Da die JIM-Studie als Langzeitprojekt angelegt ist, bietet sie eine breite Datengrundlage und lässt Rückschlüsse auf allgemeine Entwicklungen zu. Herausgeber ist der medienpädagogische Forschungsverbund Südwest der Bundesländer Baden-Württemberg und Rheinland-Pfalz. Ihr Pendant für die Altersgruppe zwischen 6 und 12 ist die KIM-Studie, diese erscheint zweijährlich.
Schweiz bestätigt Bild
Studien zur Mediennutzung gibt es viele. Relevante und über mehrere Jahre vergleichbare Daten liefern wenige. Was für Deutschland die KIM- und JIM-Studien leisten, wollen in der Schweiz JAMES und MIKE abdecken, zwei Studien der ZHAW in Zusammenarbeit mit der Swisscom und der Jacobs Foundation. (JAMES steht für Jugend, Aktivitäten, Medien – Erhebung Schweiz; MIKE für Medien, Interaktion, Kinder, Eltern.) Die erste MIKE-Studie ist im vergangenen September erschienen.

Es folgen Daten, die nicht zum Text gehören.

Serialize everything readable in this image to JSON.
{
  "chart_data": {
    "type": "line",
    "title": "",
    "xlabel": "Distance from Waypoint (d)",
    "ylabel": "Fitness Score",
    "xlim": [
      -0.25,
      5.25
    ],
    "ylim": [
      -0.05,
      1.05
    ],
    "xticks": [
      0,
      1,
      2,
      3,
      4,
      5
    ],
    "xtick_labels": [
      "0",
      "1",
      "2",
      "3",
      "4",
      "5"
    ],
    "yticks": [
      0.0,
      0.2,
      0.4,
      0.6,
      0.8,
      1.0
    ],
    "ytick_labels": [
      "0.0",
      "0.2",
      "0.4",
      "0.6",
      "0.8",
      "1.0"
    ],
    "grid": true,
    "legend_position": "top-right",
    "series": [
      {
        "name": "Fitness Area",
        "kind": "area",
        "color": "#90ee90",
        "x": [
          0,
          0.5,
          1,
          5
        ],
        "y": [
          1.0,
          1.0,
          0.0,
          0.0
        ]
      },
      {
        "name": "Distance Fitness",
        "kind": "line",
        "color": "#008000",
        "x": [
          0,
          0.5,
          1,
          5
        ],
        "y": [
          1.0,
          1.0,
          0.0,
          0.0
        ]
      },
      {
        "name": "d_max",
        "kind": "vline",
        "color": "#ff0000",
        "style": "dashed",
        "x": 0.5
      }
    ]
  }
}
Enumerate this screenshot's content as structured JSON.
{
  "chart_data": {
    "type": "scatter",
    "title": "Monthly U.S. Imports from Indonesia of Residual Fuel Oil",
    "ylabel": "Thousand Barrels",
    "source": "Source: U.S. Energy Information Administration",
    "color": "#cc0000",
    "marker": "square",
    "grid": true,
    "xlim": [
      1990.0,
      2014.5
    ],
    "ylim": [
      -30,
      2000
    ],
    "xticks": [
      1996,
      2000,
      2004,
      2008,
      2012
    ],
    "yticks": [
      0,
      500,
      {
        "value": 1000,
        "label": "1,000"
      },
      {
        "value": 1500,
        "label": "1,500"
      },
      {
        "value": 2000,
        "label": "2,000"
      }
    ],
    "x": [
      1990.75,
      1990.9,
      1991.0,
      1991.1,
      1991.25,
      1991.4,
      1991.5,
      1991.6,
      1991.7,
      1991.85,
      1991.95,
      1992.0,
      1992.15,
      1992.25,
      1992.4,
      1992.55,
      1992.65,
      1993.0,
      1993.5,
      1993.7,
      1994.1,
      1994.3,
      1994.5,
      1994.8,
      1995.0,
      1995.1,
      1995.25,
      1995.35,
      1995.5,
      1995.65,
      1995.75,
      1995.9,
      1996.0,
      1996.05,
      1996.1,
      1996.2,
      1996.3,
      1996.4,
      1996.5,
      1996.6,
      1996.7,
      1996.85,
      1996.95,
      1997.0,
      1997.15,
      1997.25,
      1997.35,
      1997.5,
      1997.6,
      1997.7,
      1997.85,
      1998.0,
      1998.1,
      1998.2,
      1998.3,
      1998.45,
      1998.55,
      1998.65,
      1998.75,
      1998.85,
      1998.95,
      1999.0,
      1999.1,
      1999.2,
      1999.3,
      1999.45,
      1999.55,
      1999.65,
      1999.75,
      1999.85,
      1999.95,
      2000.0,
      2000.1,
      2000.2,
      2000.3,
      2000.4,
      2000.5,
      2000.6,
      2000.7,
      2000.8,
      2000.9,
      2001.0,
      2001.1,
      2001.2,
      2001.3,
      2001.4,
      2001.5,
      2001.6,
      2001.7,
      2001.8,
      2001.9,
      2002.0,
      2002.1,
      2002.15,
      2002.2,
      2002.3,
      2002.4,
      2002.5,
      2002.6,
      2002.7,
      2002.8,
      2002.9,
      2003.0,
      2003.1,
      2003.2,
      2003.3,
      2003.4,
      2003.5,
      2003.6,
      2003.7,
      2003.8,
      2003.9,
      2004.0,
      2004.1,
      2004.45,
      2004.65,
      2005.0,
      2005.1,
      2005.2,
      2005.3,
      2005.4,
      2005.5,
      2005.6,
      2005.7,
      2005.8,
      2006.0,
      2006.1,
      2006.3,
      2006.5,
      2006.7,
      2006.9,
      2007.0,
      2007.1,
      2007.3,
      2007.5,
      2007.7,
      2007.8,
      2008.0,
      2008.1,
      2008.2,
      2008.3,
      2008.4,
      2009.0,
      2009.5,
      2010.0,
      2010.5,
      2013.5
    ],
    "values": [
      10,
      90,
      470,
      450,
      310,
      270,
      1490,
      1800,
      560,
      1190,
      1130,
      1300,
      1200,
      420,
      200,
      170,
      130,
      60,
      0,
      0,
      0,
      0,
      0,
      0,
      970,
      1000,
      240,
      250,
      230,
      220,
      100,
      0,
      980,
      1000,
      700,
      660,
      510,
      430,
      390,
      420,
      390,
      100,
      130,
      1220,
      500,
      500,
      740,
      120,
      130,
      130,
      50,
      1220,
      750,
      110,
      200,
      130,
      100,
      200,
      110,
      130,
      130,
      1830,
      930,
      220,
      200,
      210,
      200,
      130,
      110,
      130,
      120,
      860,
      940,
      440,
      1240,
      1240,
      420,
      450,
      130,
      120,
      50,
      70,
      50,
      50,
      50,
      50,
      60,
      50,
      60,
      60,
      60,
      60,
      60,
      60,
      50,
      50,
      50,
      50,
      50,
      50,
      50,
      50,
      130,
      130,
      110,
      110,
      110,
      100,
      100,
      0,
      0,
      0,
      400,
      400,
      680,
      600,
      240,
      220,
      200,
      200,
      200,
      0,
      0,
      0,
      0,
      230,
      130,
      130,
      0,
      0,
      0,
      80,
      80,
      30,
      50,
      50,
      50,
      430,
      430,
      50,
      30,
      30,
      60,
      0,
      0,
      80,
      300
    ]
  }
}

Sie untersuchte den medialen Alltag von 1000 Kindern im Alter zwischen 6 und 13 Jahren und von 650 Eltern. Dabei stellte sich heraus, dass Spielen und Sport bei Kindern trotz Smartphones und Tablets ungebrochen populär bleiben. Und wenn die Kinder Medien nutzen, so heisst das in erster Linie Musik hören, fernsehen und Bücher lesen. Was die Freizeit aller Kinder am häufigsten beansprucht: Hausaufgaben. Vier von fünf Kindern sind jeden Werktag damit beschäftigt. Das in den Medien immer wieder einseitig inszenierte Bild der “Generation Touchscreen” ist anhand solcher Zahlen schwer zu belegen.
Übrigens: Zu den weiteren Nominationen des Jugendworts 2015 gehörten "Dia Bolo" (ein hässliches Selfie), "Maulpesto" (übler Mundgeruch) und der “Discopumper” (wer nur Fitness betreibt, um im Klub gut auszusehen). Und schon wirkt der “Smombie” gar nicht mal so unsympathisch.